C’est donc le jour des caméléons. Ils débarquent de Madagascar. Comme tout Mauricien, ils viennent par bateau, d’ailleurs. Ce sera le seul point commun avec la gent humaine qui ne fait qu’accentuer tout ce qui les oppose.

On aurait pu croire qu’ils sont, par leurs couleurs, une belle métaphore de la nation arc-en-ciel dont se targue le roman national mauricien.

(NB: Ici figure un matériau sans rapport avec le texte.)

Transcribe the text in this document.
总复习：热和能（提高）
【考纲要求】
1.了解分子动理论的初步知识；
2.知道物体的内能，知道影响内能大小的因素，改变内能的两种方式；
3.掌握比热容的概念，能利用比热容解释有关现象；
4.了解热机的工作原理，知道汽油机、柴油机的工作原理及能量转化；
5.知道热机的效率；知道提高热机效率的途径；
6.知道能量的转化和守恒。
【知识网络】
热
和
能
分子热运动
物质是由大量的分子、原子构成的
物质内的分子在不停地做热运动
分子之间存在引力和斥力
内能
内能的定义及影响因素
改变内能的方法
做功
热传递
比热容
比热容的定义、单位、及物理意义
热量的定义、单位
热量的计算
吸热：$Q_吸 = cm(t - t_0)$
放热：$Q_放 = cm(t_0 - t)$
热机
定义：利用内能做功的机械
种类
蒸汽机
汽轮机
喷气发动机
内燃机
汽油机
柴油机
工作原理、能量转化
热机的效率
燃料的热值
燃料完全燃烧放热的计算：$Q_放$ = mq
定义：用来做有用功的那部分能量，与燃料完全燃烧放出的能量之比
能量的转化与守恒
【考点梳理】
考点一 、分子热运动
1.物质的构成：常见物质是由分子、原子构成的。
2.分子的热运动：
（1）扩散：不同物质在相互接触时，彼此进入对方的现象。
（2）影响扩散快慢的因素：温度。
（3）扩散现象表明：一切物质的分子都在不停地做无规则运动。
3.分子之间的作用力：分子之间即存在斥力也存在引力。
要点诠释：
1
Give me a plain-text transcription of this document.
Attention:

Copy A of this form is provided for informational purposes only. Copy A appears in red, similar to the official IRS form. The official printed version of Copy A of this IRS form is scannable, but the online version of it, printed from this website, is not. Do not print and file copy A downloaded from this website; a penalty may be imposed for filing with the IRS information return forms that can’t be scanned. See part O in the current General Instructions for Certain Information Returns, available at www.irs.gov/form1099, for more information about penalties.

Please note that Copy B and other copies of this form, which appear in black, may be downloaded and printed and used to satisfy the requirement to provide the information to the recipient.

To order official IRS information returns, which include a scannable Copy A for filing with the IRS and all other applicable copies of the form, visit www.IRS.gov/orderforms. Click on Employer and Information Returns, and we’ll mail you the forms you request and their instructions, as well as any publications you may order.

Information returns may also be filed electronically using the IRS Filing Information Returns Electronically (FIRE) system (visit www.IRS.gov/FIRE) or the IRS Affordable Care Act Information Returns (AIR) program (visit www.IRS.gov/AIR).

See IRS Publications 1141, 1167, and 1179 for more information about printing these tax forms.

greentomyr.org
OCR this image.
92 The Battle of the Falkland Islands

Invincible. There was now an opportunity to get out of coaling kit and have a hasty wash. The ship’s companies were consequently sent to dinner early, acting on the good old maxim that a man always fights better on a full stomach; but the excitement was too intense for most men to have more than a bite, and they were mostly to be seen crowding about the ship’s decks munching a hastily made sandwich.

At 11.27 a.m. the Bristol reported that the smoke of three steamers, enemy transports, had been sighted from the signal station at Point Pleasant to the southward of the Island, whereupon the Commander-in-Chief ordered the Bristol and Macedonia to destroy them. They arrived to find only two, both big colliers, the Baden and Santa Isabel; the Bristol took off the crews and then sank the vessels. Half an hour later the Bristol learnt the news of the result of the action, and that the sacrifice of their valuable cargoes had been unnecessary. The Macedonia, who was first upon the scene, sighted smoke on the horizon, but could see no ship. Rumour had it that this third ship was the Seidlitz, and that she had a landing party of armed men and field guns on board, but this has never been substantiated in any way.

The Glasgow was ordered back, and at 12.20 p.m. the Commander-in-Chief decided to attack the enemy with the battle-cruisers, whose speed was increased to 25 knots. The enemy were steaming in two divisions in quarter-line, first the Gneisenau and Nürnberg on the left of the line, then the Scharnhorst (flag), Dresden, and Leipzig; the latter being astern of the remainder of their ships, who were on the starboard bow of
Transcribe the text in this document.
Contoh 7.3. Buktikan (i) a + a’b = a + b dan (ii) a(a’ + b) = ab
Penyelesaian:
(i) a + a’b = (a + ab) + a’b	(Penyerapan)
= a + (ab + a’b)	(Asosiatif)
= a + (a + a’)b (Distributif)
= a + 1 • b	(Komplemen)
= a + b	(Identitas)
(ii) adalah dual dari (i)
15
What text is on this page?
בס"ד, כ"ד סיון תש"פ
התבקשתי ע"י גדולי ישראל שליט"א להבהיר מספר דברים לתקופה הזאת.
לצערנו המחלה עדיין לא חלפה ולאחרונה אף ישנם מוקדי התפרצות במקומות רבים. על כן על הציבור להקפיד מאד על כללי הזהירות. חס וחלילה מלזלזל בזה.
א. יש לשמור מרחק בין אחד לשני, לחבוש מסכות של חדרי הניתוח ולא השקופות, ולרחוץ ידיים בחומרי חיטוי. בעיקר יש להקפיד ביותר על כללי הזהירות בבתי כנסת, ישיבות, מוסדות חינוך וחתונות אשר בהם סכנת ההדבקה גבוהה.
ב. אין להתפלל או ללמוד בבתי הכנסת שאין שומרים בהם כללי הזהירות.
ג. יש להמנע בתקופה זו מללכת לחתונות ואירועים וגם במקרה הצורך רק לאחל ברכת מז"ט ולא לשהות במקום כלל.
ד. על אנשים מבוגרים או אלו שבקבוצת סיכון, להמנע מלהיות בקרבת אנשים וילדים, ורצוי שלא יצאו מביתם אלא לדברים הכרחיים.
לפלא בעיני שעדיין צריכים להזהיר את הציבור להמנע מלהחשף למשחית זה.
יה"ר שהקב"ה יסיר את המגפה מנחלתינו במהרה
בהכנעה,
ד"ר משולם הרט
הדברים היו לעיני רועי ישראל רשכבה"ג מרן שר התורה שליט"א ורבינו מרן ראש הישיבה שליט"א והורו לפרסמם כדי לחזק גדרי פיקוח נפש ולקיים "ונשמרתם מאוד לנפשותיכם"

Ils révèlent, au contraire, que ce rêve n’a jamais été réalisé et ne saurait l’être que grâce à eux : « le mensonge de l’arc-en-ciel ne servira plus à rien, puisqu’ils sont, eux, le véritable arc-en-ciel, ils sont les héritiers des justes qui jadis ont rêvé ce pays, qui m’ont rêvée telle que j’aurais dû être ».

Si on poursuit la comparaison, force est de constater que « leur peau même est plus évoluée que nos cerveaux. Leurs pigments leur permettent d’éviter les combats de territorialité. Les couleurs sont leur langage, de séduction ou de terreur. Chez eux, pas de hiérarchie », alors que l’homme ne peut même pas être considéré comme un animal puisqu’il « ne vit pas dans la nature, il la terrasse ».

Au contraire, les caméléons, qui « ont la patience des siècles et la mémoire des lieux », sont en osmose avec l’île :

« Ils me rêvent glorieuse et plein de mansuétude envers eux, mes enfants du silence, leurs petites pattes ne fractureront pas ma pierre, au contraire, ils me nourriront de leur sang, de leur sève, je serai grande comme me rêvent les poètes, porteuse de riches élans, folle et crépusculaire dans ma danse arrimée. Ils ne m’oublieront pas, ne cesseront jamais de contempler ma splendeur, de veiller sur mes rives menacées. »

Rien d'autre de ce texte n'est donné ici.